Misalnya seorang buruh yang mengadakan ikatan kerja selama

setahun. Setelah lewat setahun buruh tersebut tidak mempunyai kewajian

untuk bekerja lagi. Perikatan dengan ketentuan waktu yang menghapuskan

tidak berlaku surut. Jika waktunya telah dipenuhi maka debitur tidak lagi

terikat, akan tetapi prestasinya pada waktu yang lalu tidak perlu

dikembalikan.

BAB XII

PERIKATAN ALTERNATIF

Perikatan alternatif adalah suatu perikatan dimana debitur berkewajiban

melaksanakan satu dari dua atau lebih prestasi yang dipilih baik menurut pilihan

debitur, kreditur atau pihak ketiga, dengan pengertian bahwa pelaksanaan

daripada salah satu prestasi mengakhiri perikatan. Menurut Pasal 1272

K.U.H.Perdata dalam perikatan alternatif debitur bebas dari kewajibannya, jika ia

menyerahkan salah satu dari dua barang yang disebutkan dalam perikatan.
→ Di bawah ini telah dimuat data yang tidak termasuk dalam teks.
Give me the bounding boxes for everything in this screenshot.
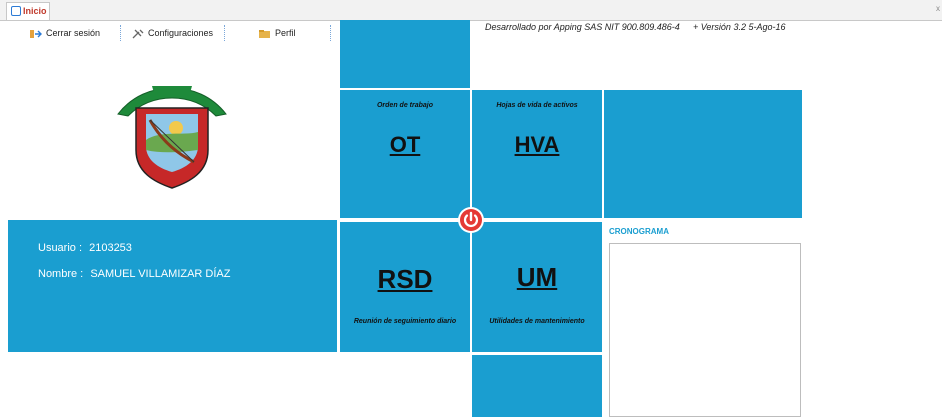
logout-button[interactable]: Cerrar sesión — [30, 25, 100, 41]
logout-label: Cerrar sesión — [46, 28, 101, 38]
municipal-crest-logo — [117, 86, 227, 189]
tile-rsd-code: RSD — [377, 264, 433, 294]
profile-label: Perfil — [275, 28, 296, 38]
menu-separator — [330, 25, 331, 41]
settings-button[interactable]: Configuraciones — [132, 25, 213, 41]
tile-orden-de-trabajo[interactable]: Orden de trabajo OT — [340, 90, 470, 218]
user-name-row: Nombre : SAMUEL VILLAMIZAR DÍAZ — [38, 268, 231, 280]
tile-blank-bottom — [472, 355, 602, 417]
user-id-label: Usuario : — [38, 242, 83, 254]
home-icon — [11, 6, 21, 16]
user-name-value: SAMUEL VILLAMIZAR DÍAZ — [90, 268, 231, 280]
tab-bar: Inicio x — [0, 0, 942, 21]
menu-separator — [224, 25, 225, 41]
tools-icon — [132, 29, 144, 39]
tile-ot-caption: Orden de trabajo — [376, 102, 433, 109]
tab-inicio[interactable]: Inicio — [6, 2, 50, 20]
profile-button[interactable]: Perfil — [259, 25, 296, 41]
menu-separator — [120, 25, 121, 41]
user-id-value: 2103253 — [89, 242, 132, 254]
tile-um-code: UM — [516, 262, 558, 292]
power-icon — [460, 209, 482, 231]
folder-icon — [259, 29, 270, 38]
tile-hojas-de-vida[interactable]: Hojas de vida de activos HVA — [472, 90, 602, 218]
user-id-row: Usuario : 2103253 — [38, 242, 132, 254]
tab-inicio-label: Inicio — [23, 6, 47, 16]
tile-blank-top — [340, 20, 470, 88]
tile-hva-caption: Hojas de vida de activos — [496, 102, 578, 109]
logout-icon — [30, 29, 42, 38]
user-name-label: Nombre : — [38, 268, 84, 280]
tile-blank-right — [604, 90, 802, 218]
tile-rsd-caption: Reunión de seguimiento diario — [353, 318, 457, 325]
tile-ot-code: OT — [389, 132, 421, 157]
tile-utilidades-mantenimiento[interactable]: UM Utilidades de mantenimiento — [472, 222, 602, 352]
tile-reunion-seguimiento[interactable]: RSD Reunión de seguimiento diario — [340, 222, 470, 352]
close-icon[interactable]: x — [936, 4, 940, 13]
tile-hva-code: HVA — [514, 132, 560, 157]
settings-label: Configuraciones — [148, 28, 214, 38]
user-info-panel: Usuario : 2103253 Nombre : SAMUEL VILLAM… — [8, 220, 337, 352]
version-info: + Versión 3.2 5-Ago-16 — [693, 22, 786, 32]
tile-um-caption: Utilidades de mantenimiento — [489, 318, 585, 325]
developer-info: Desarrollado por Apping SAS NIT 900.809.… — [485, 22, 680, 32]
power-button[interactable] — [458, 207, 484, 233]
cronograma-title: CRONOGRAMA — [609, 227, 669, 236]
cronograma-panel[interactable] — [609, 243, 801, 417]
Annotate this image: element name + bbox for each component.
Misalnya A harus menyerahkan kuda atau sapinya kepada B.

Jadi prestasi dari perikatan alternatif dapat berupa memberi, berbuat atau

tidak berbuat sesuatu. Selain itu barangnya dapat ditentukan secara terperinci atau

menurut jenisnya. Tidak disyaratkan bahwa prestasi yang harus dipilih

menyangkut barang yang berlainan. Dapat saja terjadi bahwa barang yang harus

dipilih itu adalah barang yang sama akan tetapi dengan syarat yang berlainan,

misalnya harus menyerahkan beras Cianjur sebanyak 100 kg dalam waktu satu

bulan atau 120 kg setelah tiga bulan.

Perikatan Fakultatif adalah suatu perikatan yang obyeknya hanya berupa

prestasi dimana debitur dapat menggantikan dengan prestasi lain. Perbedaan

antara perikatan alternatif dan perikatan fakultatif Perbedaan antara perikatan

alternatif dan perikatan fakultatif yaitu:

1. Pada perikatan alternatif ada dua benda yang sejajar dan debitur harus

menyerahkan salah satu dari dua benda itu. Sedangkan pada perikatan

fakultatif hanya satu benda saja yang menjadi prestasi.

2. Pada perutangan alternatif jika benda yang satu lenyap, benda yang

lain menjadi penggantinya. Sedangkan pada perikatan fakultatif jika

bendanya binasa perutangannya menjadi lenyap.